LM: What is your love advice to NFL WAGS?
AH: Make sure you know each other. As a woman, get to know the man, not the football player. If you do that and communicate, you’ll be fine. Keep a date night! If you have children, have family time with them too. Keep open lines of communication…that’s for all relationships. It may not be for everybody but keep God in your relationship. A family that prays together stays together. We used to have a devotional night where I’d read from my devotional book and we’d answer the questions at the end. We’ve also read from the Bible and discussed what it means. We were both raised in the church and we want to impart that on our children too and set a good example for them. Lord knows we need prayer with these children and the way society is today. We need to pray for guidance because we as parents don’t always know what to do.

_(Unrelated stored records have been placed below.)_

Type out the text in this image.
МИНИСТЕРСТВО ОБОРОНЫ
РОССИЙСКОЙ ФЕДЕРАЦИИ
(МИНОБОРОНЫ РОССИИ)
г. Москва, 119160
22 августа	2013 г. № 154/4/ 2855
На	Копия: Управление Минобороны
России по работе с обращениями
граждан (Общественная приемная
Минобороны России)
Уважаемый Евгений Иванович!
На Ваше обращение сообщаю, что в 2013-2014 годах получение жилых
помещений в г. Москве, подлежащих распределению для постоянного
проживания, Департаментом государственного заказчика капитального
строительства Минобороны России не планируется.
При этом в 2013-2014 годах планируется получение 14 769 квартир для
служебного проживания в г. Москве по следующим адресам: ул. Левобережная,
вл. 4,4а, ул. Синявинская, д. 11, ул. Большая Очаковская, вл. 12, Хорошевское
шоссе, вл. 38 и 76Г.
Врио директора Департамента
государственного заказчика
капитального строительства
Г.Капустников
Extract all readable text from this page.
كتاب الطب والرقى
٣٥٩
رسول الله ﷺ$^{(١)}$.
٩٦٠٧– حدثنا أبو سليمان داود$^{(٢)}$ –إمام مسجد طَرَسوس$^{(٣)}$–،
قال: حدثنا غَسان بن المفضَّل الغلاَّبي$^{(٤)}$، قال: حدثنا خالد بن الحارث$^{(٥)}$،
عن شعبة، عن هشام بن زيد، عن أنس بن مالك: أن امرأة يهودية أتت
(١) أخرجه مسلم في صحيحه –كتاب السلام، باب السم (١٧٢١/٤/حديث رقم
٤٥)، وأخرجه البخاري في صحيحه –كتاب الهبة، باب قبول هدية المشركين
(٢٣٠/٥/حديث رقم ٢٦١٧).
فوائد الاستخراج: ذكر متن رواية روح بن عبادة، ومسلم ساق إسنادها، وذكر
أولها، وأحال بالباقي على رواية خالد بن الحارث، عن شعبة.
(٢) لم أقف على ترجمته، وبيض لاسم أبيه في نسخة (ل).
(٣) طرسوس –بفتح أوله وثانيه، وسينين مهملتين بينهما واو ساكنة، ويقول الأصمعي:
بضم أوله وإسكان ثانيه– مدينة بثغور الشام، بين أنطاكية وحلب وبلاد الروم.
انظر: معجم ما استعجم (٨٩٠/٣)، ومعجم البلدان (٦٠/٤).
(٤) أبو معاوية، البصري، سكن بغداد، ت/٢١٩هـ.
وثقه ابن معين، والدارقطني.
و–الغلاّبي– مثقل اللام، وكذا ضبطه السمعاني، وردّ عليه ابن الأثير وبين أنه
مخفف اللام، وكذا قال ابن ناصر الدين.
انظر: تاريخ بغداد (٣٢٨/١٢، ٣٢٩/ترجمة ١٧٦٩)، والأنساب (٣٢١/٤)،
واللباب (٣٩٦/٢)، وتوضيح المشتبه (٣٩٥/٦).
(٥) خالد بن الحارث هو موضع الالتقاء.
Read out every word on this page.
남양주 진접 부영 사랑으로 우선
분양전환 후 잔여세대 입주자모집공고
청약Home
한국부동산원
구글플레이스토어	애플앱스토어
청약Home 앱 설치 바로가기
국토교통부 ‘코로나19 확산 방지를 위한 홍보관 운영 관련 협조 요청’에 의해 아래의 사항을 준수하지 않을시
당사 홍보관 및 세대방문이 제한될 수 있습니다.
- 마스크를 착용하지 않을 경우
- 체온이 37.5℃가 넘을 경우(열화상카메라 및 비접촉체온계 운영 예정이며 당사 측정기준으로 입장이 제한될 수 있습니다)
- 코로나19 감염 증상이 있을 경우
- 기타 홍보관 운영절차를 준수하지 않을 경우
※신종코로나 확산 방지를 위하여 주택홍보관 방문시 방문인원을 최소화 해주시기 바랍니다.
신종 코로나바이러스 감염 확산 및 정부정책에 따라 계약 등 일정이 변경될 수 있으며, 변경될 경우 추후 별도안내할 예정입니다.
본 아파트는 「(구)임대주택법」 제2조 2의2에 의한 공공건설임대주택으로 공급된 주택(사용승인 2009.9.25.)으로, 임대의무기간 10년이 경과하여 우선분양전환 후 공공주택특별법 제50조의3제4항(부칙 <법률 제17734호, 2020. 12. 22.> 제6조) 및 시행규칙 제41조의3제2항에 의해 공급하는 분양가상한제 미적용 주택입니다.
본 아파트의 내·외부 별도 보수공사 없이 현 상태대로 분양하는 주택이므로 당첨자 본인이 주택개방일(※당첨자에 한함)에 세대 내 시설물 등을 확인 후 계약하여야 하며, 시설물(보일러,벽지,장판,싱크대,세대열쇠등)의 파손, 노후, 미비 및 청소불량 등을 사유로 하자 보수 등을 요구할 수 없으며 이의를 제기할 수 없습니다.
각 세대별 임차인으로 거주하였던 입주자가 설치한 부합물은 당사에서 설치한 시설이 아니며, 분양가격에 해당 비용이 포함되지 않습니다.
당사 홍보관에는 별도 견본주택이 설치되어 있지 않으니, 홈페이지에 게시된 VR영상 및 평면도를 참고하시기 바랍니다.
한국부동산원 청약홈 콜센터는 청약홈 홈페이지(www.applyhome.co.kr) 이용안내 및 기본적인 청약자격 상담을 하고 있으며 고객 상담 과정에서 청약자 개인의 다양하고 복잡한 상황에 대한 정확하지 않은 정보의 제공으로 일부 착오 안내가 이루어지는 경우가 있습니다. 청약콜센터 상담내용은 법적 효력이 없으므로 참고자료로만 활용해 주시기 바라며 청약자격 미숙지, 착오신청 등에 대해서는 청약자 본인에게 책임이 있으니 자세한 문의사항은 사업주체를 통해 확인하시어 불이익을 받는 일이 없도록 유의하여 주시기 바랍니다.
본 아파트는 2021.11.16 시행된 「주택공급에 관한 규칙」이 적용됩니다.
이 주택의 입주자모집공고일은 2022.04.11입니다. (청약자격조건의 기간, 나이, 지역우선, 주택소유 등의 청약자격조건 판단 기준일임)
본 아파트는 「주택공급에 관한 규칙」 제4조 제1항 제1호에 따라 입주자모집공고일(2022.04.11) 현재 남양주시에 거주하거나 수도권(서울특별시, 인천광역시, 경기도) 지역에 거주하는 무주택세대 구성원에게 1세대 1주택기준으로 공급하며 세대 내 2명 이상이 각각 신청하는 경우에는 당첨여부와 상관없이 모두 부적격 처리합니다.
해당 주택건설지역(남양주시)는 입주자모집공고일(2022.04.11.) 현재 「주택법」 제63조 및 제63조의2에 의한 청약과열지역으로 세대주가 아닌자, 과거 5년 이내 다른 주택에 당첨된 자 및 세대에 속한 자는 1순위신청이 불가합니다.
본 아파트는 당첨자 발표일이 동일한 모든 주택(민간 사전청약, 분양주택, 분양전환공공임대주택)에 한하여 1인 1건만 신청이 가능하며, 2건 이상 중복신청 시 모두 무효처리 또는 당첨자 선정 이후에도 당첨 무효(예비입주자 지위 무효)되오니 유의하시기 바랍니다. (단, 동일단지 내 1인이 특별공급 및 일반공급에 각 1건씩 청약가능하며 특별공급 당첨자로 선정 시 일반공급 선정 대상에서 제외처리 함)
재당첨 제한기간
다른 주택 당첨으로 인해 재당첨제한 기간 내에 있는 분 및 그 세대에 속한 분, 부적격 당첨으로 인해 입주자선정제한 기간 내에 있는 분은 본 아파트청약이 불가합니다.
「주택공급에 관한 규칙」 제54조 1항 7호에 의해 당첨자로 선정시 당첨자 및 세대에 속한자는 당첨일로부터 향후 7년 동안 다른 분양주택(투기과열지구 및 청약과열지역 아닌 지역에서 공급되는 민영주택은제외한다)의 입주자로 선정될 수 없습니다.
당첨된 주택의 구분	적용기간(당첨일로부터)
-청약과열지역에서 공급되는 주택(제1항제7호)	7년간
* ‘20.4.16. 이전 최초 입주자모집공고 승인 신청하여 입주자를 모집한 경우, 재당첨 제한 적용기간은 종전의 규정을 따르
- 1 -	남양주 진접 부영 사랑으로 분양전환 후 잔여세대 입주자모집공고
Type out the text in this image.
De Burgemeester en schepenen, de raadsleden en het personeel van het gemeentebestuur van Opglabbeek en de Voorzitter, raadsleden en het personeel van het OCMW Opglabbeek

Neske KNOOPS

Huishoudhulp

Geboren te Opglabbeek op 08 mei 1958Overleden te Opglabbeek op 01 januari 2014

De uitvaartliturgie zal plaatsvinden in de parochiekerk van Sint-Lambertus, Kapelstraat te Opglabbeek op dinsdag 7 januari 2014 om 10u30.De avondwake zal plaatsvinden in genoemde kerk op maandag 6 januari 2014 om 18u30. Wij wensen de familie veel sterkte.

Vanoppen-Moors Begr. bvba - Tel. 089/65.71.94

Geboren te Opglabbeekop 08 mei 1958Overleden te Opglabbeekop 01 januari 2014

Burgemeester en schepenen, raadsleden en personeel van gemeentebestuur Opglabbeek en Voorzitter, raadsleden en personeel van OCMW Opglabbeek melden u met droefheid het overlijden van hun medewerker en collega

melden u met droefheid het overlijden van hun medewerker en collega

LM: How are you navigating parenting with the NFL lifestyle?
AH: The lifestyle allows you to give certain luxuries to your kids. I don’t want my children to be too spoiled. It’s hard teaching them at such a young age. You have to kind of show them. We will donate a meal for Christmas and get involved with Habitat for Humanity; we talk about feeding the homeless and homeless shelters with our son. We try to preach the importance of giving back and helping others in need. You definitely have to lead by example so I’m working on doing a better job of incorporating those things.
LM: What would you like people to know about you?
AH: I’ve always been the type of person to try to see the good in others because I believe there’s good out there. I do have a big heart. I am generous. I like to have fun. I do like to meet new people. I’m a pretty laid back person.
LM: What is your advice as a former NFL wife to current NFL wives?
AH: Wives or girlfriends? The two are separated depending on what team you’re on. Be open and welcoming, especially if you’ve been on the team for awhile. Even if you haven’t, be open to not just wives but girlfriends also! You just never know what they might need. I found a good support group in Saint Louis. We had Bible study and girls night where we would get together during away games. Being a support system to fellow WAGS is important because a woman could be coming to the city and not know anyone or be by themselves and it’s just nice to know someone who is in a similar situation. Leave the cattiness aside. We all have different stories of how we got into this life, but that doesn’t make your story any better than the next.
LM: What type of activities, specifically, do you do with your spouse/kids?
AH: We go to the movies. We go on family vacations, usually to Myrtle Beach or Disney World. My son plays soccer so we go to his practice and games. He’s not in football yet.
LM: You’re okay with your son playing football?
AH: I am. I at least want him to be open and introduced to it. I’m all about my kids experiencing different activities to see what they want to do. I always say you can’t say you don’t like something until you try it. I certainly don’t want to pressure him into football though. LM: What would you like people to know about NFL families or the NFL lifestyle?
AH: I feel like we’re the same as any other normal family it’s just that we have a lifestyle that’s on front street. It’s public or can be public. Personally, I don’t think I ever felt celebrity status so from my experience we’re the same as any other family. We just had a different schedule.
LM: Why’d you agree to do this interview?
AH: I appreciate what your beliefs are and what your motives are for even starting something like this. It’s positive and inspiring. We do get a bad rep as women who love and support athletes.
Well said, Alexis! Thank you for the perspective of a retired NFL family.